CLEMSON -- The letters of intent expected to crawl from the West Zone fax machine today could give Clemson its second top 10 recruiting class since 2002.
While coaches remain dependent upon archaic fax machines to allay anxiety over whether they have landed their commitments on National Signing Day, it is cutting-edge technology helping Clemson to an elite class despite a disappointing season. The class could improve its ranking (No. 10 Rivals, No. 12 ESPN, No. 18 Scout) as the Tigers are in contention for five-star linebackers Tony Steward and Stephone Anthony, who will announce their college choices today. Clemson is also a dark-horse destination for the nation's No. 1 overall prospect, Jadeveon Clowney, who will unveil his decision Feb. 14.
While relationships and sales ability remain the bedrock of recruiting, the process is aided at Clemson by coaching offices equipped with the XOS video editing system and a staff primed for a spot on an Apple commercial, wielding both iPhones and iPads.
When coach Dabo Swinney shed the interim label following the 2008 season, he placed a priority upon revamping and reorganizing recruiting.
"When we came together in January of '09, what we spent the majority of our time on was our recruiting process," Swinney told The Post and Courier earlier this year. "We put hours and hours into developing our system. Evaluation, scouting, the film process and so on."
Part of the change dealt with updating technology, allowing for greater efficiency in the recruiting process, said Clemson recruiting coordinator Jeff Scott.
"We are very organized," Scott said. "A lot of that has to do with technology. We're no longer carrying around DVDs or VCR tapes back to the house in big crates.
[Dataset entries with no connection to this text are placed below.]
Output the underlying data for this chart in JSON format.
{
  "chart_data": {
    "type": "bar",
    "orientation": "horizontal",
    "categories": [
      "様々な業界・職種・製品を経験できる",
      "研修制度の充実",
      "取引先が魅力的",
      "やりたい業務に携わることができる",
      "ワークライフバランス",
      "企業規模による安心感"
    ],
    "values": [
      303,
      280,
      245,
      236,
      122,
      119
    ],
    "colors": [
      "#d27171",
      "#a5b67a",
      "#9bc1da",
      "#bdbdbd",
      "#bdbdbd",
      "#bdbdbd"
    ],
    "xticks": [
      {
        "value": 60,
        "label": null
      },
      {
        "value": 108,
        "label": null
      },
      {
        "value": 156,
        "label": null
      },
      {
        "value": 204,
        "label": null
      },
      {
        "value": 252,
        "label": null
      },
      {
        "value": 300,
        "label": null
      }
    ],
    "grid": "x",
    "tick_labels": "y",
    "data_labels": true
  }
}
We have it all networked. Coaches can do (video) evaluations while they are on a plane going to see a young man or show a recruit from an iPad.
"He (Swinney) makes recruiting a priority."
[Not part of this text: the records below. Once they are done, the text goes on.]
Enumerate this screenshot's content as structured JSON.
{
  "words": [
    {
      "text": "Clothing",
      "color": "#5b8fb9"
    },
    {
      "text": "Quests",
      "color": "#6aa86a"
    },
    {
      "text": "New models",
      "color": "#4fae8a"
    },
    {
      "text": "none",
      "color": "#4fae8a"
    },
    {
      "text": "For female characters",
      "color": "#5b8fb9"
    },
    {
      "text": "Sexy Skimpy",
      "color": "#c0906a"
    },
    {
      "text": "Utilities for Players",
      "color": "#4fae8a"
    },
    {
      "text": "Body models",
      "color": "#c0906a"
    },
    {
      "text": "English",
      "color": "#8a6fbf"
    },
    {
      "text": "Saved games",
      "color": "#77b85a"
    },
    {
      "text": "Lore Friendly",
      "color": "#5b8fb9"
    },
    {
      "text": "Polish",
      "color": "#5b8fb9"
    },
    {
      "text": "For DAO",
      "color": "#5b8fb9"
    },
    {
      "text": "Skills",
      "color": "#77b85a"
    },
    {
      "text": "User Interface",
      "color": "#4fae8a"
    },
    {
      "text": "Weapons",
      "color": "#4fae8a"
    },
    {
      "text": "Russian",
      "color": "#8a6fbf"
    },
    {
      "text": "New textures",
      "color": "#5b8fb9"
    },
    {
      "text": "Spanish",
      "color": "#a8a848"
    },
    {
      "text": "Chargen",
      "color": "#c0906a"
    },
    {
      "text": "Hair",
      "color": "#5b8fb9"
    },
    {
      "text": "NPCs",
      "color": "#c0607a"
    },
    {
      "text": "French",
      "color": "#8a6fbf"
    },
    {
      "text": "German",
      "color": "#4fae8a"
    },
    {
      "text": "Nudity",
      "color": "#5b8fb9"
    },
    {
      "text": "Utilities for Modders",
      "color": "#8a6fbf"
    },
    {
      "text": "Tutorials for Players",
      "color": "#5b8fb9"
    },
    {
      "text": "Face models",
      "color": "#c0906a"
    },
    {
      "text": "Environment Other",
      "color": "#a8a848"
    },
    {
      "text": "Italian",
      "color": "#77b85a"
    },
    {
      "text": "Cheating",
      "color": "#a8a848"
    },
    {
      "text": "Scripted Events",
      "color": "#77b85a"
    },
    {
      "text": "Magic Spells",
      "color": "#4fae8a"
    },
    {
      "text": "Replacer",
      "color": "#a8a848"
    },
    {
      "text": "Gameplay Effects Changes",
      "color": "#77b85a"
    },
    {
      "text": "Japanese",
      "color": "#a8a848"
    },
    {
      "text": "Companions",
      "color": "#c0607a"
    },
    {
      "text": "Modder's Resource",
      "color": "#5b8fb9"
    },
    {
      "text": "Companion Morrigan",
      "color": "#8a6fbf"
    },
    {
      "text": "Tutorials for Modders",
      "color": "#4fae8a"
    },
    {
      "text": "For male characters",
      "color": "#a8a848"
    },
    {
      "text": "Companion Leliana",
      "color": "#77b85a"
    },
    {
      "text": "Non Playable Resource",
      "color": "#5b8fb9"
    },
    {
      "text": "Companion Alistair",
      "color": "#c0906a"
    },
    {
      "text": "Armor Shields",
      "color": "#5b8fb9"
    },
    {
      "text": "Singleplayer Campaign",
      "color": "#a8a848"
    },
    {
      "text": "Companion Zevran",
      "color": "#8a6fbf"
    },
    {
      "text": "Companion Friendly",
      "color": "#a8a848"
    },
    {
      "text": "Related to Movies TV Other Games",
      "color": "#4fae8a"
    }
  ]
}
Thanks to intelligent mobile devices and central video data- bases now in place at many power-conference schools like Clemson, Swinney could have reviewed film on dozens of future or current prospects while making flights last week for final in-home visits. Once he entered a recruit's home, he could show them renderings of a completed West Zone or plans for an indoor practice facility on his iPad.
The technology and organization is also important toward being first.
If a program is the first to offer a recruit, the school typically has a better chance at earning a commitment.
"They remember that," Scott said.
Joe Craig and Kalon Davis are two examples from last year's class of prospects first offered by Clemson. Scott said Craig was offered after the staff watched just a handful of video clips.
By being better organized thanks to in part new technology, and new support staff, Clemson can review more tape of more prospects allowing the Tigers a better chance of finding an undervalued prospect to offer first.
"It's easy to offer a prospect who already has 10 or 12 ACC or SEC offers," Scott said. "We've done a good job of evaluating everything in our office from when the video first arrives to being one of the first schools to offer.
"You have to believe in your evaluation process, you have to have it organized, you have to have everyone on the same page … When looking at ninth- and 10th-graders, we are not afraid to put our name on the line."
If things go according to plan today, Clemson will have its sixth consensus top 25 class since 2002, second only to Florida State in the ACC.
"The quickest way to improve your football team is through recruiting," Scott said. "Do it the right way and you will provide dividends in the future."
And doing it the right way for many programs means residing on the cutting edge.